Com a promulgação da nova Constituição, em 1988, houve a volta das eleições diretas, com candidatos a presidente e vice-presidente concorrendo em uma única chapa, o que não ocorria antes, bem como a realização de um segundo turno entre os dois candidatos mais bem votados no primeiro, com Fernando Collor e Lula, com a vitória do primeiro, cujo mandato durou menos de 2 anos (15/03/1990 a 29/12/1992).
Claro que, no momento de governar, os líderes devem tomar decisões e posicionamentos, ficando evidente que, para o nosso governo atual, ditadores de ontem, da corrente militar, são tolerados e aplaudidos (Pinochet/Chile e Stroessner/Paraguai) porque teriam afastado o risco do Comunismo. E os contrários, daquelas que seriam "ditaduras modernas" que não são aliados, são combatidos (Maduro/Venezuela e Kim Jong-un/Coréia do Norte, para não citar Cuba). O que explica esta nova onda de "global nacionalismo" e retorno a posturas radicais antidemocráticas, que ganharam força nos países capitalistas neoliberais, onde as elites que elegem e apoiam estes movimentos e que até defendiam um globalismo politicamente correto, viram que, na prática, o abismo econômico entre os países e classes sociais se intensificou e o medo de perder status aflorou sem piedade. Isto se traduz na xenofobia, no nacionalismo integralista, no populismo, no fundamentalismo religioso, no racismo da supremacia branca.

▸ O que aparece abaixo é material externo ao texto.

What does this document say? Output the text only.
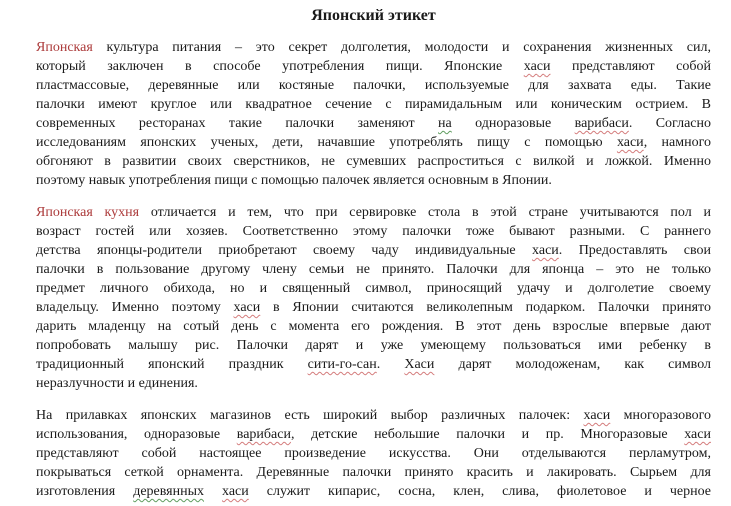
Японский этикет
Японская культура питания – это секрет долголетия, молодости и сохранения жизненных сил,
который заключен в способе употребления пищи. Японские хаси представляют собой
пластмассовые, деревянные или костяные палочки, используемые для захвата еды. Такие
палочки имеют круглое или квадратное сечение с пирамидальным или коническим острием. В
современных ресторанах такие палочки заменяют на одноразовые варибаси. Согласно
исследованиям японских ученых, дети, начавшие употреблять пищу с помощью хаси, намного
обгоняют в развитии своих сверстников, не сумевших распроститься с вилкой и ложкой. Именно
поэтому навык употребления пищи с помощью палочек является основным в Японии.
Японская кухня отличается и тем, что при сервировке стола в этой стране учитываются пол и
возраст гостей или хозяев. Соответственно этому палочки тоже бывают разными. С раннего
детства японцы-родители приобретают своему чаду индивидуальные хаси. Предоставлять свои
палочки в пользование другому члену семьи не принято. Палочки для японца – это не только
предмет личного обихода, но и священный символ, приносящий удачу и долголетие своему
владельцу. Именно поэтому хаси в Японии считаются великолепным подарком. Палочки принято
дарить младенцу на сотый день с момента его рождения. В этот день взрослые впервые дают
попробовать малышу рис. Палочки дарят и уже умеющему пользоваться ими ребенку в
традиционный японский праздник сити-го-сан. Хаси дарят молодоженам, как символ
неразлучности и единения.
На прилавках японских магазинов есть широкий выбор различных палочек: хаси многоразового
использования, одноразовые варибаси, детские небольшие палочки и пр. Многоразовые хаси
представляют собой настоящее произведение искусства. Они отделываются перламутром,
покрываться сеткой орнамента. Деревянные палочки принято красить и лакировать. Сырьем для
изготовления деревянных хаси служит кипарис, сосна, клен, слива, фиолетовое и черное
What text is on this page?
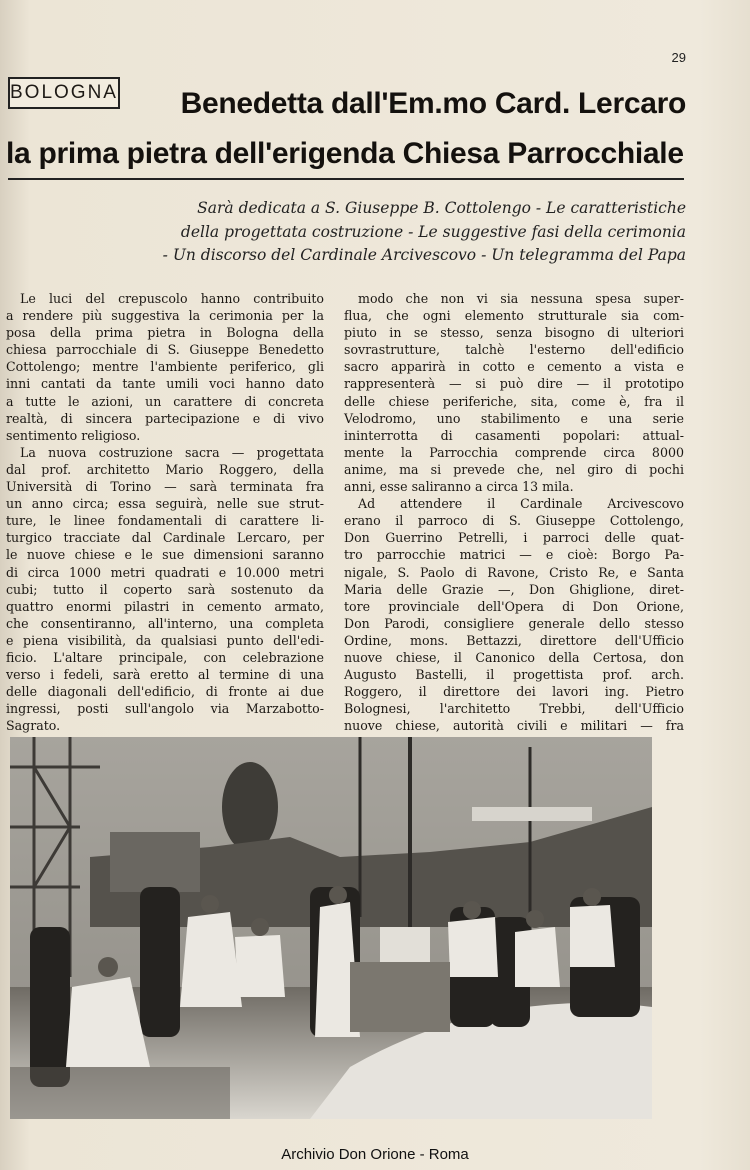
29
BOLOGNA	Benedetta dall'Em.mo Card. Lercaro
la prima pietra dell'erigenda Chiesa Parrocchiale
Sarà dedicata a S. Giuseppe B. Cottolengo - Le caratteristiche
della progettata costruzione - Le suggestive fasi della cerimonia
- Un discorso del Cardinale Arcivescovo - Un telegramma del Papa

Le luci del crepuscolo hanno contribuito
a rendere più suggestiva la cerimonia per la
posa della prima pietra in Bologna della
chiesa parrocchiale di S. Giuseppe Benedetto
Cottolengo; mentre l'ambiente periferico, gli
inni cantati da tante umili voci hanno dato
a tutte le azioni, un carattere di concreta
realtà, di sincera partecipazione e di vivo
sentimento religioso.

La nuova costruzione sacra — progettata
dal prof. architetto Mario Roggero, della
Università di Torino — sarà terminata fra
un anno circa; essa seguirà, nelle sue strut-
ture, le linee fondamentali di carattere li-
turgico tracciate dal Cardinale Lercaro, per
le nuove chiese e le sue dimensioni saranno
di circa 1000 metri quadrati e 10.000 metri
cubi; tutto il coperto sarà sostenuto da
quattro enormi pilastri in cemento armato,
che consentiranno, all'interno, una completa
e piena visibilità, da qualsiasi punto dell'edi-
ficio. L'altare principale, con celebrazione
verso i fedeli, sarà eretto al termine di una
delle diagonali dell'edificio, di fronte ai due
ingressi, posti sull'angolo via Marzabotto-
Sagrato.

modo che non vi sia nessuna spesa super-
flua, che ogni elemento strutturale sia com-
piuto in se stesso, senza bisogno di ulteriori
sovrastrutture, talchè l'esterno dell'edificio
sacro apparirà in cotto e cemento a vista e
rappresenterà — si può dire — il prototipo
delle chiese periferiche, sita, come è, fra il
Velodromo, uno stabilimento e una serie
ininterrotta di casamenti popolari: attual-
mente la Parrocchia comprende circa 8000
anime, ma si prevede che, nel giro di pochi
anni, esse saliranno a circa 13 mila.

Ad attendere il Cardinale Arcivescovo
erano il parroco di S. Giuseppe Cottolengo,
Don Guerrino Petrelli, i parroci delle quat-
tro parrocchie matrici — e cioè: Borgo Pa-
nigale, S. Paolo di Ravone, Cristo Re, e Santa
Maria delle Grazie —, Don Ghiglione, diret-
tore provinciale dell'Opera di Don Orione,
Don Parodi, consigliere generale dello stesso
Ordine, mons. Bettazzi, direttore dell'Ufficio
nuove chiese, il Canonico della Certosa, don
Augusto Bastelli, il progettista prof. arch.
Roggero, il direttore dei lavori ing. Pietro
Bolognesi, l'architetto Trebbi, dell'Ufficio
nuove chiese, autorità civili e militari — fra

Archivio Don Orione - Roma
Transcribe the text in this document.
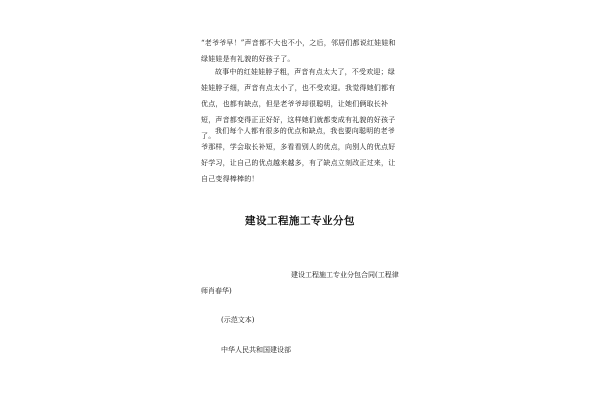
“老爷爷早！”声音都不大也不小，之后，邻居们都说红娃娃和绿娃娃是有礼貌的好孩子了。

故事中的红娃娃脖子粗，声音有点太大了，不受欢迎；绿娃娃脖子细，声音有点太小了，也不受欢迎。我觉得她们都有优点，也都有缺点，但是老爷爷却很聪明，让她们俩取长补短，声音都变得正正好好，这样她们就都变成有礼貌的好孩子了。

我们每个人都有很多的优点和缺点，我也要向聪明的老爷爷那样，学会取长补短，多看看别人的优点，向别人的优点好好学习，让自己的优点越来越多，有了缺点立刻改正过来，让自己变得棒棒的！

建设工程施工专业分包

建设工程施工专业分包合同(工程律师肖春华)

(示范文本)

中华人民共和国建设部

É preciso destacar e analisar objetivamente os fatos, sem adjetivações históricas de que uns são bons, outros não. Outro desafio é de ordem ética quando, diante dos atos de violência, vindos do próprio Estado que diz defender a sociedade, com a tortura sistemática como forma de repressão nas ditaduras sul-americanas do passado, ou um projeto genocida explícito como no nazismo, não é possível nenhum relativismo moral, pois certas sociedades chegam ao fundo do poço e dão espaço para estas loucuras, na esperança de que elas não se repitam no futuro. Mas, o futuro pode ser tarde demais.